Botox is booming. Not just with celebs it's now Australia's number-one cosmetic treatment. So is it a dangerous toxin, the fountain of youth, or both? It is the world's worst-kept beauty secret. Is it time to talk?.
Kylie Minogue admits to doing it. Queensland Premier Anna Bligh says it's no big deal; she's done it. According to beauty insiders, everyone on your TV and one or two people at your work is doing it right now.
And the numbers agree. It's estimated Australians consume more Botox per capita than any other nation (and, yes that is including the US).
According to the Cosmetic Physicians Society of Australia (CPSA), Aussies are spending an eye-popping $345 million annually on non-invasive cosmetic procedures, with Botox the most requested treatment in 91 percent of clinics.Especially in these GFC-pinched times, that's a lot of Australians doing it.
"Actually, the global financial crisis has not diminished Australians' appetite for cosmetic treatments," says CPSA public relations officer Dr Gabrielle Caswell.
Dr Caswell points the finger at our much-envied sunshine. Besides its maturing effect on skin, bright sunlight also makes us squint, causing premature lines and furrows. Harsh.
But needles? Almost as despised as wrinkles are needles. With a dazzling array of anti-ageing options available (including lasers, high-tech moisturisers, peels) why is an injectable toxin at the top of everyone's beauty wish list?
"Quite honestly there's no easier, safer and more effective way to take five to 10 years off someone's face." says Sydney's leading Botox practitioner, Dr Neal Hamilton, cosmetic physician at Concept Cosmetic Medicine. "There's no downtime, discomfort and results are very reliable."
So what can we expect from Botox?
"With Botox, we treat ageing three ways," Dr Neal says.
"Firstly, to erase wrinkles like the cranky lines between eyebrows, secondly to contour and lift, raising brows for instance.
"Thirdly, and perhaps most significantly, Botox is an ideal preventative: clients using it in their thirties shouldn't need to consider anything more invasive in their fifties."
How does this work? Like a piece paper, when skin is constantly folded, creases become deeper. But unlike paper, skin can fix itself.
"Prevent the creasing and skin has the ability to repopulate collagen and repair," Dr Neal says. "Also, as with muscles anywhere else, when facial muscles aren't used, they shrink. Frowns and squints can actually become less, not more prominent as you age."
Dr Neal says not
wanting to look like certain Hollywood stars is what new clients are most worried about. "Too much Botox shows; it's counterproductive," he says. "It should be about looking young for your age and as good as you can, not immobile."
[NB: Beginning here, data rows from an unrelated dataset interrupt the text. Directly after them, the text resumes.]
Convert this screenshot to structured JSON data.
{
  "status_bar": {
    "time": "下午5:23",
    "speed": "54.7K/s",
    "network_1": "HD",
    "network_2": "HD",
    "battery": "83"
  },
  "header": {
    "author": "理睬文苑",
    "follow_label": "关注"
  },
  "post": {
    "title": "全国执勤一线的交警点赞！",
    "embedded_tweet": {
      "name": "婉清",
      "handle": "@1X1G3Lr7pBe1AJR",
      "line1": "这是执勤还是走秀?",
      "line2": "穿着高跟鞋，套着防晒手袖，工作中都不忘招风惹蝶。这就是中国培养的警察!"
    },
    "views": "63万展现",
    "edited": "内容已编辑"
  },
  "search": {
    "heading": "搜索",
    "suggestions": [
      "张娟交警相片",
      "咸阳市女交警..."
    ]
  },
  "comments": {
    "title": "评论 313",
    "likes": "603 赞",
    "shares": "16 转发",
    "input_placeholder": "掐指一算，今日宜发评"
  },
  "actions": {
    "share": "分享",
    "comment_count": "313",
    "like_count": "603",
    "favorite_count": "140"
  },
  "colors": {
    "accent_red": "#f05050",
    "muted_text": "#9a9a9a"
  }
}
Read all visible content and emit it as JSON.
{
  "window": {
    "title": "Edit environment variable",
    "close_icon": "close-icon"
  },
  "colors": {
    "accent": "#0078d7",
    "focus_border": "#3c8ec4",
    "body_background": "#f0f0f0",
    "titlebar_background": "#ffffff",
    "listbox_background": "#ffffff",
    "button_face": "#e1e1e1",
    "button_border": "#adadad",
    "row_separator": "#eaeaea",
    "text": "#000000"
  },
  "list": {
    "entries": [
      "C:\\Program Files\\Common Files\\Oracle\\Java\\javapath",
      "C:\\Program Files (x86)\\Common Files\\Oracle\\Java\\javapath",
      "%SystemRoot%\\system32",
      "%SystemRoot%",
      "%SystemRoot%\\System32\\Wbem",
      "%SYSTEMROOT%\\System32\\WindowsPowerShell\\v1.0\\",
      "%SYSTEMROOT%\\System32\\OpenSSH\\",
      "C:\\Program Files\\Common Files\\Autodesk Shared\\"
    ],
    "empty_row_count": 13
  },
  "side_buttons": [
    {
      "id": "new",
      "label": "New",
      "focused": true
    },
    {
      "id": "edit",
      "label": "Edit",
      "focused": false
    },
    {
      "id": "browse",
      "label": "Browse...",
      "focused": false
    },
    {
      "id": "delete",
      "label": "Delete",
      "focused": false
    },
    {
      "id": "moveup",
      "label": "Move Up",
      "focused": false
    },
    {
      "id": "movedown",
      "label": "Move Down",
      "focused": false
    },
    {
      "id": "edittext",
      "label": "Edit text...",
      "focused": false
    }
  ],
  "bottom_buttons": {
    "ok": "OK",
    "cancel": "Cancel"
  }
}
Rebekah, 36, has been using Botox since her 30th birthday. "I want to look like a fresher, bit younger version of myself. Not weird," she says. "I used to spend hundreds of dollars on creams. I'm not sure they did anything besides stop my skin from flaking but I can actually see Botox working."
What is Botox?
Botulinum toxin is a purified protein that works by blocking the nerve signals triggering muscle contractions. When injected into the muscles around the eyes for instance, those muscles become paralysed, can't scrunch up and the wrinkles or crow's feet disappear for three to five months.
Approved by the Therapeutic Goods Administration for medical use in 1999 and cosmetically in 2002, Botox is classified as a medicine, which is not to say Botox isn't a scary, potentially lethal toxin in excessive doses. It is: just as most over-the-counter painkillers are.
But is it safe for faces? Young children with cerebral palsy are routinely treated with 1000 units. Cosmetically, the average user has 20 to 70 units. "Provided you're in good hands, Botox is extremely safe," Dr Neal says.
Interestingly, Sydney naturopath and homeopath Kylie Seaton agrees. "Botox injections are medical procedures and need to be administered safely and responsibly by qualified practitioners," Seaton warns. "There are risks with any surgical or cosmetic procedure, but at this point, results are generally predictable and there have been few long-term adverse health effects."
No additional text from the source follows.